Оставив Рахубу возле суденышка, он подошел к Иннокентьеву. Едва шевеля губами, прошептал:
— Сам Рахуба!
— Понял…
— Я сказал, что вы…
Инокентьев не дал ему закончить:
— Слышал, идем…
— Ротмистр Иванов, — представился он Рахубе. — С благополучным прибытием! Вот уж не ждали вас! Они пожали друг другу руки. Свесившись с борта, человек в рыбачьей зюйд-вестке что-то гортанно и недовольно сказал по-румынски.

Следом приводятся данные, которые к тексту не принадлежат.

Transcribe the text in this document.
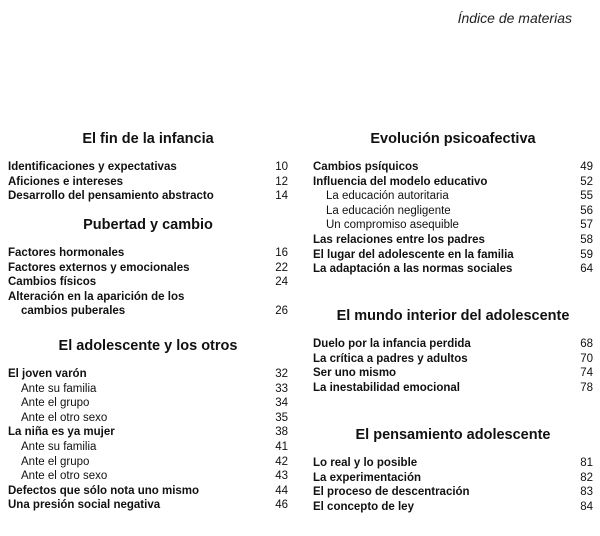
Índice de materias
El fin de la infancia
Identificaciones y expectativas	10
Aficiones e intereses	12
Desarrollo del pensamiento abstracto	14
Pubertad y cambio
Factores hormonales	16
Factores externos y emocionales	22
Cambios físicos	24
Alteración en la aparición de los
cambios puberales	26
El adolescente y los otros
El joven varón	32
Ante su familia	33
Ante el grupo	34
Ante el otro sexo	35
La niña es ya mujer	38
Ante su familia	41
Ante el grupo	42
Ante el otro sexo	43
Defectos que sólo nota uno mismo	44
Una presión social negativa	46
Evolución psicoafectiva
Cambios psíquicos	49
Influencia del modelo educativo	52
La educación autoritaria	55
La educación negligente	56
Un compromiso asequible	57
Las relaciones entre los padres	58
El lugar del adolescente en la familia	59
La adaptación a las normas sociales	64
El mundo interior del adolescente
Duelo por la infancia perdida	68
La crítica a padres y adultos	70
Ser uno mismo	74
La inestabilidad emocional	78
El pensamiento adolescente
Lo real y lo posible	81
La experimentación	82
El proceso de descentración	83
El concepto de ley	84
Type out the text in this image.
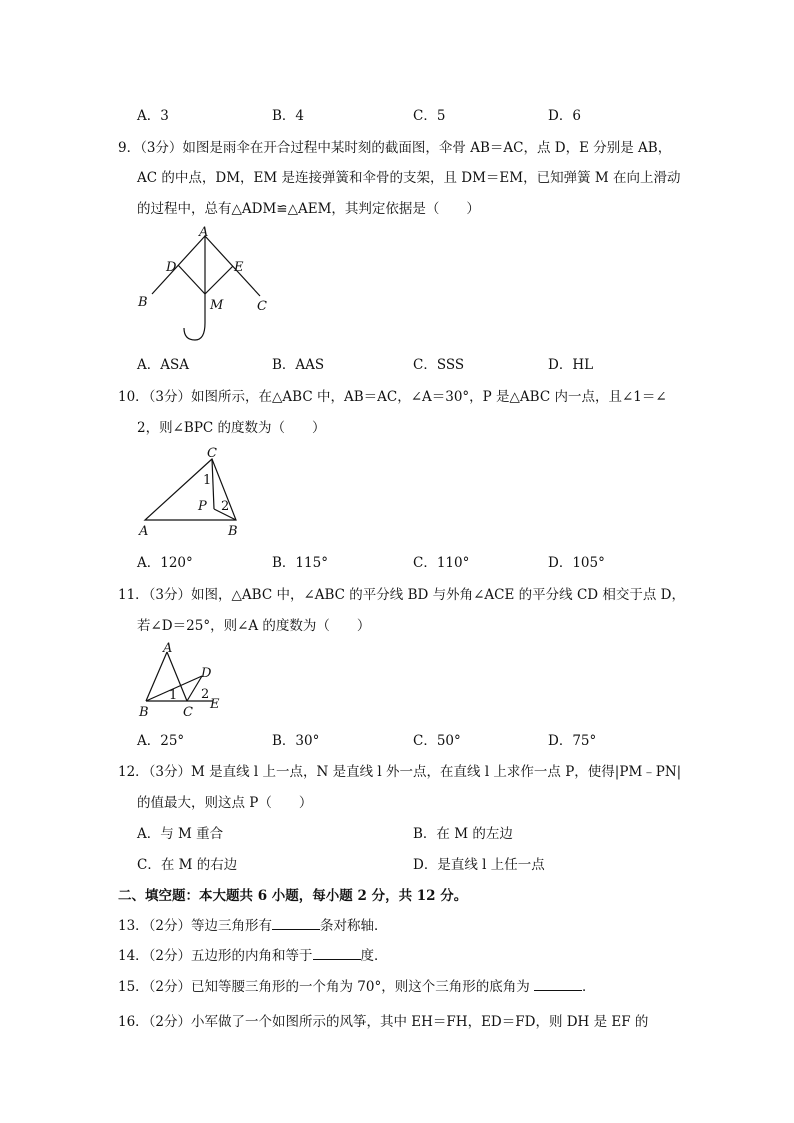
A．3	B．4	C．5	D．6
9．（3分）如图是雨伞在开合过程中某时刻的截面图，伞骨 AB＝AC，点 D，E 分别是 AB，
AC 的中点，DM，EM 是连接弹簧和伞骨的支架，且 DM＝EM，已知弹簧 M 在向上滑动
的过程中，总有△ADM≌△AEM，其判定依据是（　　）
A
D	E
B	M	C
A．ASA	B．AAS	C．SSS	D．HL
10．（3分）如图所示，在△ABC 中，AB＝AC，∠A＝30°，P 是△ABC 内一点，且∠1＝∠
2，则∠BPC 的度数为（　　）
C
1
P 2
A	B
A．120°	B．115°	C．110°	D．105°
11．（3分）如图，△ABC 中，∠ABC 的平分线 BD 与外角∠ACE 的平分线 CD 相交于点 D，
若∠D＝25°，则∠A 的度数为（　　）
A
D
1 2
E
B	C
A．25°	B．30°	C．50°	D．75°
12．（3分）M 是直线 l 上一点，N 是直线 l 外一点，在直线 l 上求作一点 P，使得|PM﹣PN|
的值最大，则这点 P（　　）
A．与 M 重合	B．在 M 的左边
C．在 M 的右边	D．是直线 l 上任一点
二、填空题：本大题共 6 小题，每小题 2 分，共 12 分。
13．（2分）等边三角形有	条对称轴．
14．（2分）五边形的内角和等于	度．
15．（2分）已知等腰三角形的一个角为 70°，则这个三角形的底角为	．
16．（2分）小军做了一个如图所示的风筝，其中 EH＝FH，ED＝FD，则 DH 是 EF 的
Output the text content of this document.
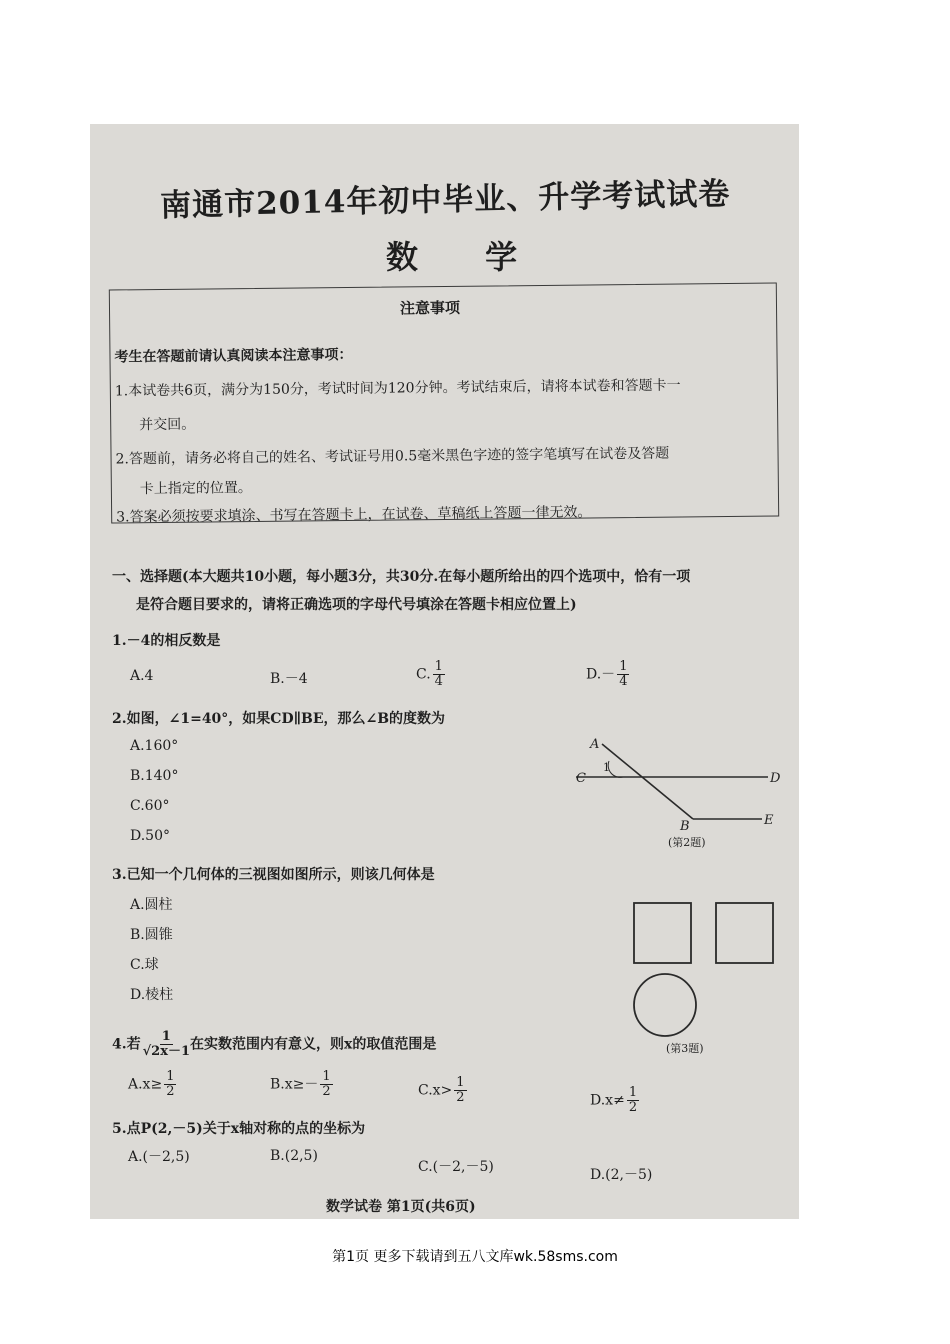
南通市2014年初中毕业、升学考试试卷
数 学
注意事项
考生在答题前请认真阅读本注意事项：
1.本试卷共6页，满分为150分，考试时间为120分钟。考试结束后，请将本试卷和答题卡一
并交回。
2.答题前，请务必将自己的姓名、考试证号用0.5毫米黑色字迹的签字笔填写在试卷及答题
卡上指定的位置。
3.答案必须按要求填涂、书写在答题卡上，在试卷、草稿纸上答题一律无效。
一、选择题(本大题共10小题，每小题3分，共30分.在每小题所给出的四个选项中，恰有一项
是符合题目要求的，请将正确选项的字母代号填涂在答题卡相应位置上)
1.－4的相反数是
A.4	B.－4	C. $\frac{1}{4}$	$D.- \frac{1}{4}$
2.如图，∠1=40°，如果CD∥BE，那么∠B的度数为
A.160°
B.140°
C.60°
D.50°
A
1
C	D
B	E
(第2题)
3.已知一个几何体的三视图如图所示，则该几何体是
A.圆柱
B.圆锥
C.球
D.棱柱
(第3题)
4.若 $\frac{1}{√2x-1}$ 在实数范围内有意义，则x的取值范围是
$A.x\ge \frac{1}{2}$	$B.x\ge- \frac{1}{2}$	$C.x> \frac{1}{2}$	$D.x\ne \frac{1}{2}$
5.点P(2,－5)关于x轴对称的点的坐标为
A.(－2,5)	B.(2,5)
C.(－2,－5)	D.(2,－5)
数学试卷 第1页(共6页)
第1页 更多下载请到五八文库wk.58sms.com
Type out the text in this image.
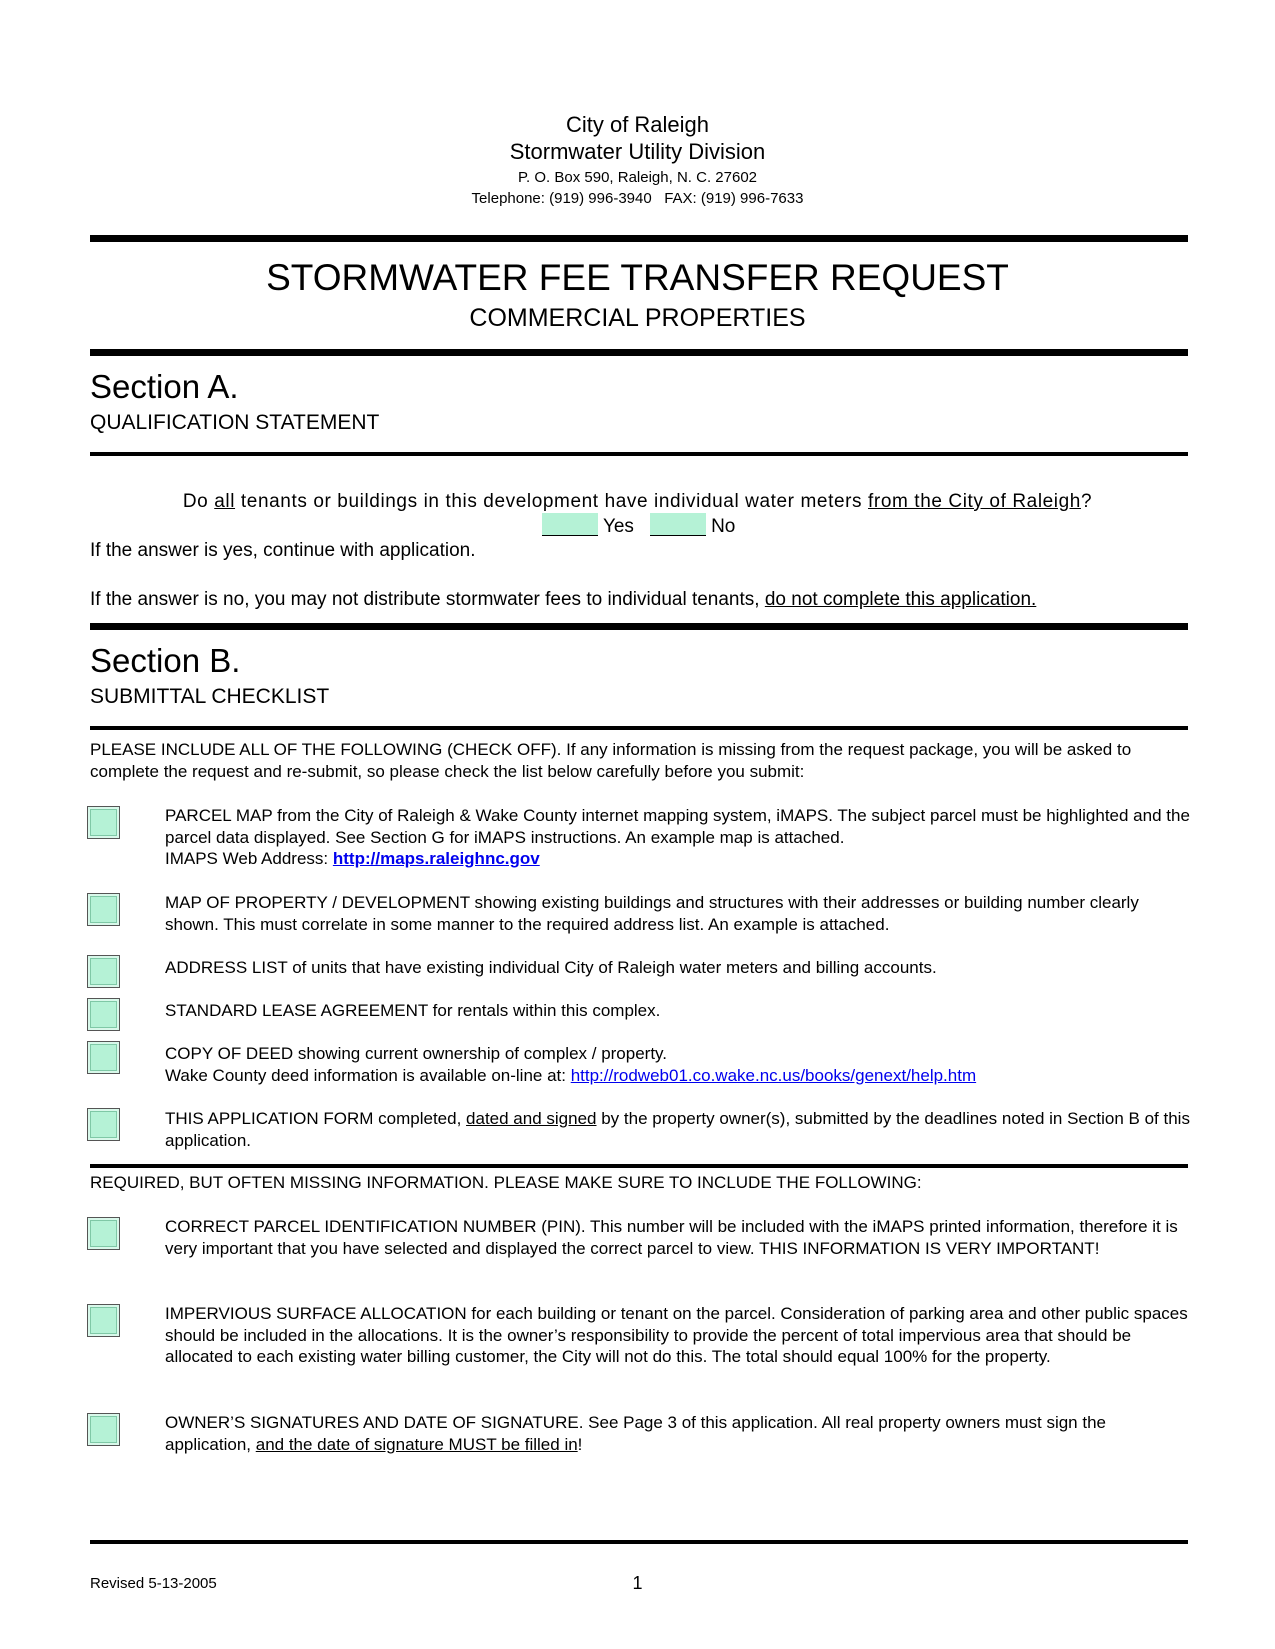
City of Raleigh
Stormwater Utility Division
P. O. Box 590, Raleigh, N. C. 27602
Telephone: (919) 996-3940   FAX: (919) 996-7633
STORMWATER FEE TRANSFER REQUEST
COMMERCIAL PROPERTIES
Section A.
QUALIFICATION STATEMENT
Do all tenants or buildings in this development have individual water meters from the City of Raleigh?
Yes	No
If the answer is yes, continue with application.
If the answer is no, you may not distribute stormwater fees to individual tenants, do not complete this application.
Section B.
SUBMITTAL CHECKLIST
PLEASE INCLUDE ALL OF THE FOLLOWING (CHECK OFF). If any information is missing from the request package, you will be asked to complete the request and re-submit, so please check the list below carefully before you submit:
PARCEL MAP from the City of Raleigh & Wake County internet mapping system, iMAPS. The subject parcel must be highlighted and the parcel data displayed. See Section G for iMAPS instructions. An example map is attached.
IMAPS Web Address: http://maps.raleighnc.gov
MAP OF PROPERTY / DEVELOPMENT showing existing buildings and structures with their addresses or building number clearly shown. This must correlate in some manner to the required address list. An example is attached.
ADDRESS LIST of units that have existing individual City of Raleigh water meters and billing accounts.
STANDARD LEASE AGREEMENT for rentals within this complex.
COPY OF DEED showing current ownership of complex / property.
Wake County deed information is available on-line at: http://rodweb01.co.wake.nc.us/books/genext/help.htm
THIS APPLICATION FORM completed, dated and signed by the property owner(s), submitted by the deadlines noted in Section B of this application.
REQUIRED, BUT OFTEN MISSING INFORMATION. PLEASE MAKE SURE TO INCLUDE THE FOLLOWING:
CORRECT PARCEL IDENTIFICATION NUMBER (PIN). This number will be included with the iMAPS printed information, therefore it is very important that you have selected and displayed the correct parcel to view. THIS INFORMATION IS VERY IMPORTANT!
IMPERVIOUS SURFACE ALLOCATION for each building or tenant on the parcel. Consideration of parking area and other public spaces should be included in the allocations. It is the owner’s responsibility to provide the percent of total impervious area that should be allocated to each existing water billing customer, the City will not do this. The total should equal 100% for the property.
OWNER’S SIGNATURES AND DATE OF SIGNATURE. See Page 3 of this application. All real property owners must sign the application, and the date of signature MUST be filled in!
Revised 5-13-2005	1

— Начинайте разгружать, — распорядился Рахуба, — капитан торопится. — Понизив голос, он тихо сказал Инокентьеву: — Мы едва уговорили его ехать, не любит, собака, тихую погоду.
Алексей подозвал своих:
— Принимайте товар по-быстрому!
Рахуба, все еще заметно хромая, отошел в сторону. Чекисты принялись за разгрузку.
Первым делом контрабандисты осторожно спустили на берег четыре густо смазанных маслом станковых пулемета. Затем начали сгружать длинные ящики с винтовками. Все было упаковано на совесть, и лишь гранаты-«лимонки» были уложены а круглые плетеные корзины для перевозки фруктов.
Выяснилось, что команда дубка состоит из четырех человек: двух матросов, моториста и капитана. Чекистов они на борт не пустили. По-видимому, собирались отвалить сразу, как только освободятся от своего опасного груза. Мотор не глушили, якорь не сбросили. На берегу росла груда ящиков и корзин. Дубок все выше подымался из воды. Босой полуголый матрос удерживал его за канат у берега.
— Схожу помогу им, — сказал Инокентьев Рахубе.
— Не надо, сами управятся.
— Ничего, быстрее будет.
Алексей и приземистый большеголовый уполномоченный Царев принимали с дубка очередной ящик с винтовками. Инокентьев отстранил Царева и сам взялся за край ящика. Пока несли его, он успел шепнуть Алексею:
— Будем брать! Скажи ребятам, пускай начинают, как условились. Я Рахубой займусь.